Why does macports require a migration across major version bumps?
Mojca Miklavec
mojca at macports.org
Wed Aug 30 10:46:31 UTC 2017
Hi,
Sorry, I accidentally clicked on the wrong place (Send) while the
browser was doing its smart layout changes.
On 30 August 2017 at 12:16, Mojca Miklavec wrote:
> On 30 August 2017 at 03:01, Eitan Adler wrote:
>> What is the underlying reason to require a reinstall across major
>> versions? I did something silly/stupid/smart and removed the check
>> from libexec/macports/lib/macports1.0/macports.tcl and just did 'sudo
>> port upgrade outdated' to rebuild the world. It got about 90% of the
>> way through and only errored on a few expected
>> broken-for-other-reasons ports.
>>
>> Obvious I'm down the deep hole of unsupported actions but I'm curious
>> about what gets missed when someone does this?

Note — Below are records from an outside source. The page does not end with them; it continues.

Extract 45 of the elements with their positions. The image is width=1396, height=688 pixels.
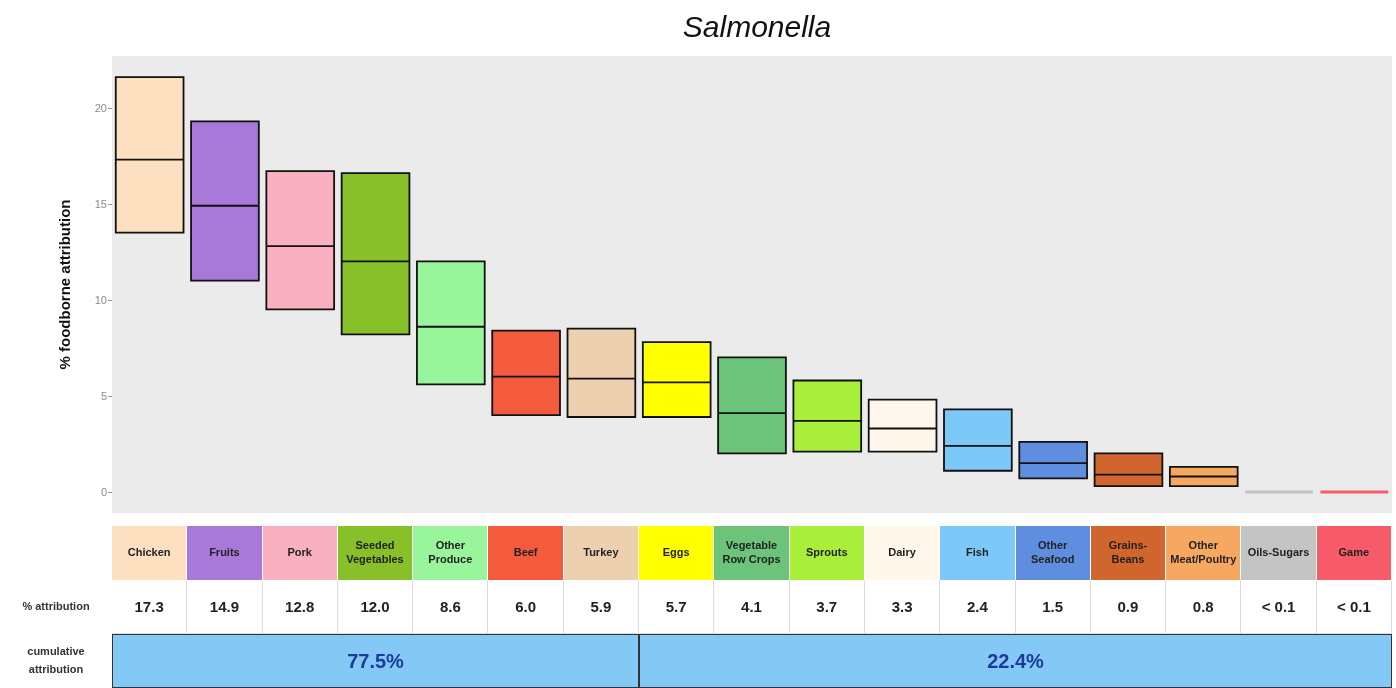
x-tick-label: Other Seafood bbox=[1015, 526, 1091, 580]
x-tick-label: Other Meat/Poultry bbox=[1166, 526, 1242, 580]
x-tick-label: Game bbox=[1316, 526, 1392, 580]
x-tick-label: Grains-Beans bbox=[1090, 526, 1167, 580]
text: 3.3 bbox=[891, 598, 913, 615]
x-tick-label: Sprouts bbox=[789, 526, 865, 580]
text: 5.9 bbox=[590, 598, 612, 615]
y-tick-label: 0 bbox=[100, 485, 107, 498]
y-axis-title: % foodborne attribution bbox=[56, 199, 73, 370]
x-tick-label: Beef bbox=[488, 526, 564, 580]
text: 5.7 bbox=[665, 598, 687, 615]
x-tick-label: Vegetable Row Crops bbox=[714, 526, 790, 580]
text: 22.4% bbox=[639, 634, 1392, 688]
text: < 0.1 bbox=[1261, 598, 1296, 615]
x-tick-label: Seeded Vegetables bbox=[337, 526, 414, 580]
text: 14.9 bbox=[209, 598, 240, 615]
text: 12.8 bbox=[285, 598, 315, 615]
x-tick-label: Other Produce bbox=[413, 526, 489, 580]
text: 3.7 bbox=[816, 598, 838, 615]
text: 1.5 bbox=[1042, 598, 1064, 615]
text: 8.6 bbox=[439, 598, 461, 615]
x-tick-label: Turkey bbox=[563, 526, 640, 580]
text: 0.8 bbox=[1192, 598, 1214, 615]
text: 6.0 bbox=[515, 598, 537, 615]
y-tick-label: 15 bbox=[94, 197, 107, 210]
x-tick-label: Chicken bbox=[112, 526, 188, 580]
x-tick-label: Eggs bbox=[639, 526, 715, 580]
chart-title: Salmonella bbox=[682, 9, 832, 43]
y-tick-label: 5 bbox=[100, 389, 107, 402]
text: 0.9 bbox=[1117, 598, 1139, 615]
x-tick-label: Dairy bbox=[864, 526, 941, 580]
y-tick-label: 20 bbox=[94, 101, 107, 114]
x-tick-label: Pork bbox=[262, 526, 338, 580]
text: < 0.1 bbox=[1336, 598, 1371, 615]
x-tick-label: Fruits bbox=[187, 526, 263, 580]
text: 12.0 bbox=[360, 598, 390, 615]
text: 17.3 bbox=[134, 598, 164, 615]
text: 77.5% bbox=[112, 634, 640, 688]
y-tick-label: 10 bbox=[94, 293, 107, 306]
text: 4.1 bbox=[741, 598, 762, 615]
text: 2.4 bbox=[966, 598, 988, 615]
x-tick-label: Fish bbox=[940, 526, 1016, 580]
text: cumulative attribution bbox=[26, 644, 86, 677]
x-tick-label: Oils-Sugars bbox=[1241, 526, 1317, 580]
text: % attribution bbox=[21, 599, 91, 615]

It's hard or nearly impossible to tell. Most of the time everything
will work until you try to upgrade or install something new. Problems
might include:
- a port A that builds differently depending on OS version and another
port B that has certain expectations of A; or maybe a port doesn't
even build and an upgrade will cause you troubles while B could easily
skip dependency on A
- change of compiler, potentially totally incompatible compiler that
will lead to further crashes
- some software hardcodes the compiler which will no longer exist on
the new machine and thus that software will be broken
- some software or libraries remember existing features of the
compiler used; when you compile another software against that library,
wrong features will be used and you might run into unexpected troubles
(anything from build failures to crashes)
The worst idea would be keeping the installation for transition from
10.8 to 10.9. I guess your system would pretty much "explode" there
due to the change of default stdlib, not to mention inability to
install many ports.
The best part is that most likely 99% of stuff will work, but those
remaining 1% might easily cost you 99% of time you'll spend fighting
with MacPorts. You might run into random problems that will likely
cost you a lot more time the time spent doing a proper migration in
the first place. Other people won't be able to help you and your time
spent debugging will be totally wasted as it won't help anyone else in
the long term. If you spend time on something that everyone could
benefit from, that would be your time much better spent than fighting
with your machine for its own sake.
Of course there are also lots of problems when using macports
"properly" :), like ports no longer compiling on newer or older OSes
or using some mix-and-match compilers, compiler bugs, software bugs
...
Random thoughts. But I have absolutely no experience with this, so
you'll probably know it better if you try it out.